During testing, I noticed more specific conditions for reproducing the problem:
There must be three or more people in the room. We could not reproduce it in one-on-one calls (as well as in videoroom with several people)
The artifact appears when someone starts speaking (interrupting another) after a long silence. When people have been talking for a while, the artifacts disappear.
The closer the microphone is to the mouth, the higher the probability of the artifact occurring. Folks with AirPods-like microphones (or ones using laptops` micro) reproduce the artifact much less often, than the owners of gamer-style headphones, where you talk right to the micro.
It seems to me that the sound amplitude of two or more audio tracks adds up, causing an overflow. This is especially noticeable at the start of a phrase when the autogain is still adapting.
By the way, the offical audiobridge demo also produces artifacts. Just plug in a gaming headphones with micro by the mouth and you’ll notice it (3+ people required).
Sure, buy me some gaming headphones and I’ll check
Jokes apart, if it’s the browser doing sudden gain adjustments, not sure there’s much we can do. Mixing is a sum of signals, and clipping is a part of that if the sum of things gets too loud. We don’t have any form of compression or anything like that, it would be way too complex to add to the code.

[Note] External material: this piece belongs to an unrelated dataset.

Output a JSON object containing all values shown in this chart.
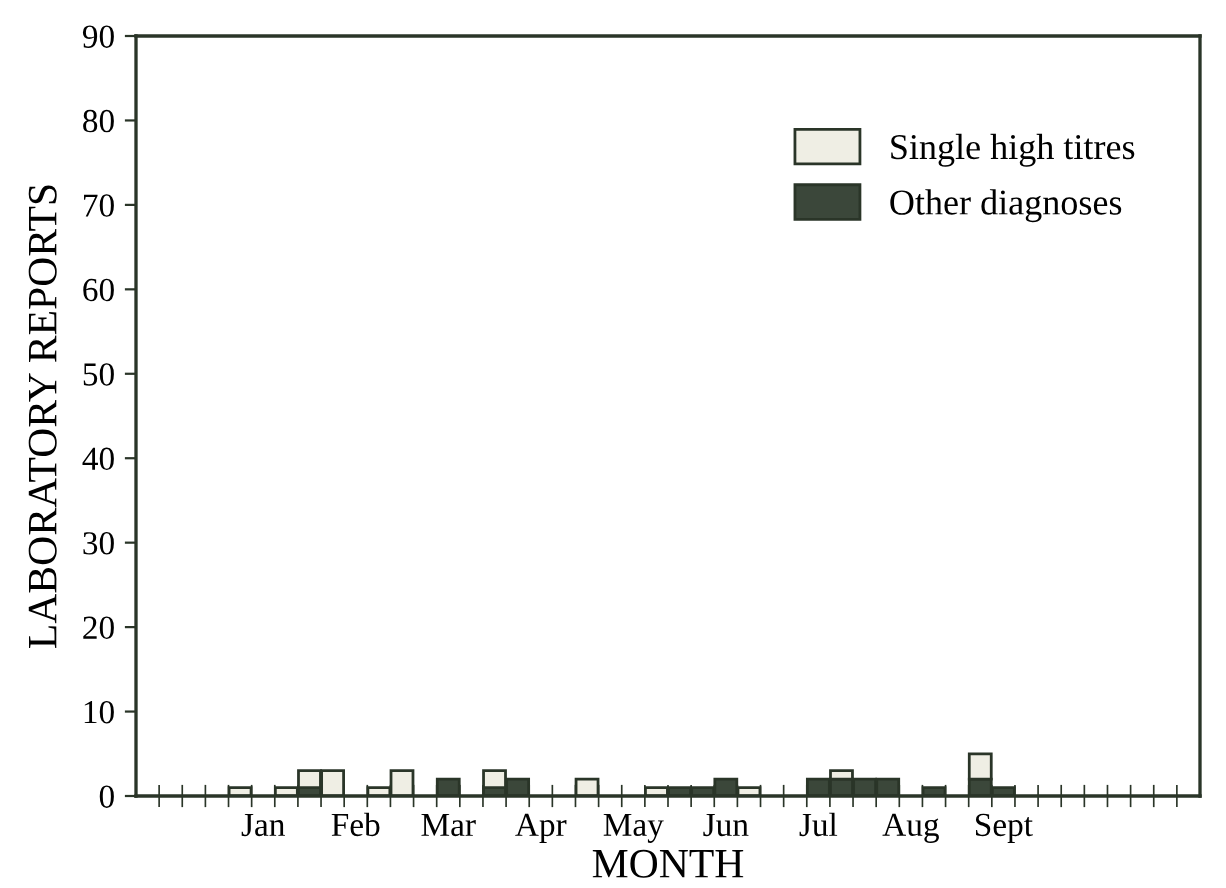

On a related note, compression is something you can add yoursefl on the client side via WebAudio, in order to try and avoid spikes at the source. We have a dumb example (not sure how effective) in the demos.
Thanks!
We have tried compression; it definitely removes the spikes, but the sound becomes a bit unnatural and not really suitable for production.

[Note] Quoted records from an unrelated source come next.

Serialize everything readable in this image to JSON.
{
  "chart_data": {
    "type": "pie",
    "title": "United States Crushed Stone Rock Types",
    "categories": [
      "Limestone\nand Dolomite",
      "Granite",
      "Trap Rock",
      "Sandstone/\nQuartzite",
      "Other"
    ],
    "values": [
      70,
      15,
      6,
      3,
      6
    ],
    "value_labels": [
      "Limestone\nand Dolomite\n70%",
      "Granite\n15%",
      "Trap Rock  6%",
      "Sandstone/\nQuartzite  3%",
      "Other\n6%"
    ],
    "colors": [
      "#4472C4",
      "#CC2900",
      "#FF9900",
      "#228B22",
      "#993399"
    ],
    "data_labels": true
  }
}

On the other hand, it’s almost impossible to have such artifacts in VideoRoom, where the browser somehow mixes tracks to avoid them. I haven’t examined the Chromium codebase yet, but I think the answer must be there (or even the method to copy).
Maybe there is a basic, simple way to remove spikes? For example, if we have two packets with a total volume louder than the last second’s average, we could adjust the volume of both.
P.S. I’m ready to send you the headphones—just let me know where (not a joke).